Recebemos a v/ carta a perguntar a posição do MPP [**] acerca da força militar multinacional de "manutenção da paz" que a ONU vai enviar em Junho ao Haiti. A posição do MPP foi e continua a ser anti-imperialista, anti-ocupação estrangeira. Não podemos apoiar a presença de forças militares estrangeiras no nosso país após 200 anos de independência. Isso é absoluto.

Ao mesmo tempo, consideramos que o que se está a passar no país é a consequência do fracasso de uma classe política anti-nacional, a consequência da incapacidade da classe política do país que não é capaz de defender os interesses populares, os interesses nacionais.

A presença das forças militares hoje no Haiti é a consequência directa da ditadura de Aristide, um homem que veio das classes populares, que foi o porta-voz das massas, e que traiu a sua classe. Ele tudo fez para destruir o movimento popular e utilizou as organizações dos bairros populares das cidades para assegurar o seu poder despótico.

Por isso, pensamos que ao denunciar a participação do governo brasileiro na força da ONU haverá que denunciar também a ditadura de Aristide porque há muita confusão acerca dele, sobretudo na Venezuela, nos Estados Unidos e em outras partes do mundo.

O povo haitiano, apesar de não querer nenhum tipo de ocupação do território nacional, estava a lutar muito arduamente contra a ditadura criminosa de Aristide e está muito satisfeito com a sua queda. Nós, agora, estamos vigilantes. Fizemos a declaração de estar contra qualquer tipo de ocupação do país e pedimos explicações ao governo de transição acerca da natureza da presença destas forças militares estrangeiras no país, sobre qual é o seu mandato e a sua duração. Mas o governo ainda não disse nada.

É o que pensamos sobre a situação. Sentimos muito não termos podido responder antes à vossa carta.

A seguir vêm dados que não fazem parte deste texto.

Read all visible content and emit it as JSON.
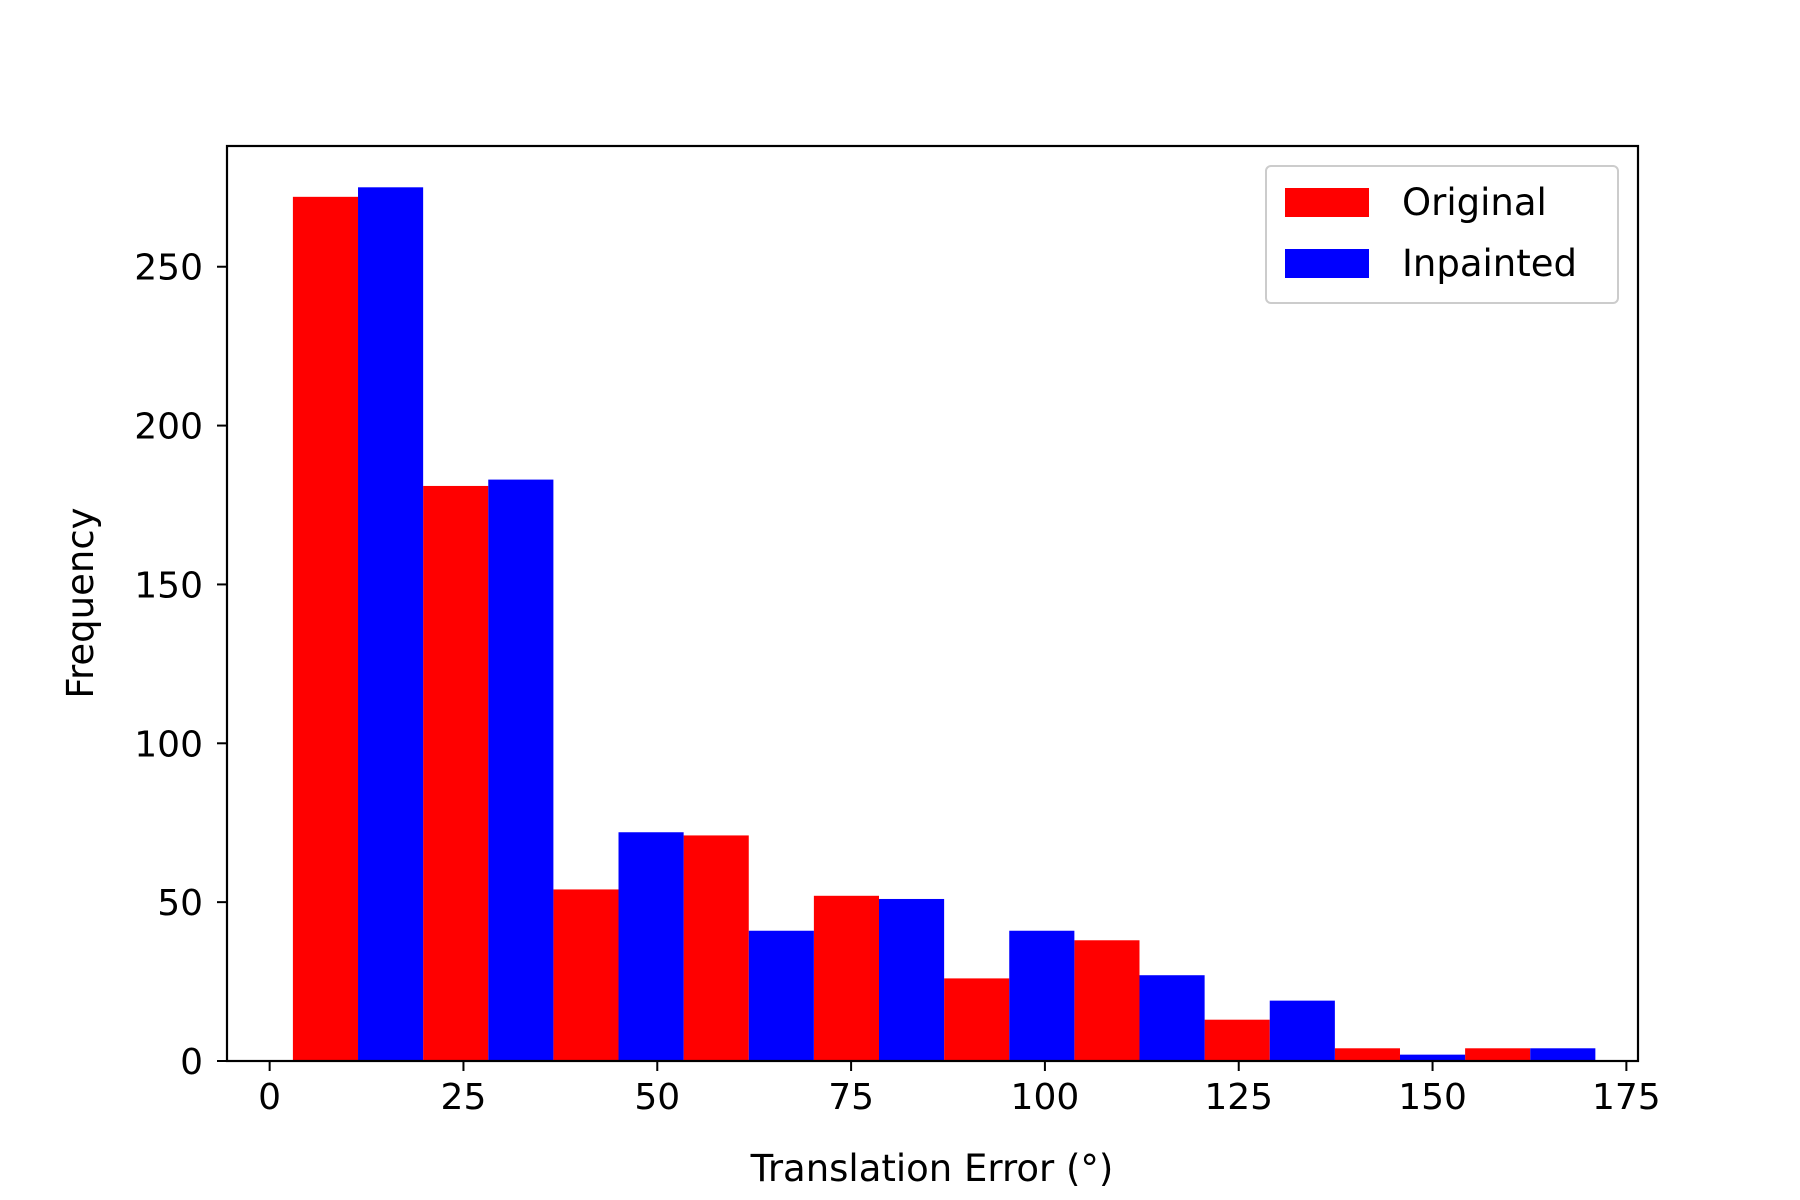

Os companheiros e companheiras que vão à assembleia da Via Campesina podem dar mais informações, apesar de que, segundo o sai na imprensa, os 1200 militares brasileiros já estarão no Haiti.

Abraços fraternais,

Chavannes Jean-Baptiste

[*] Agronomo, educador popular, ambientalista e director do MPP.
[**] Mouvement des Paysans de Papaye (MPP). Fundado em 1973, o MPP é a mais antiga organização camponesa do Haiti.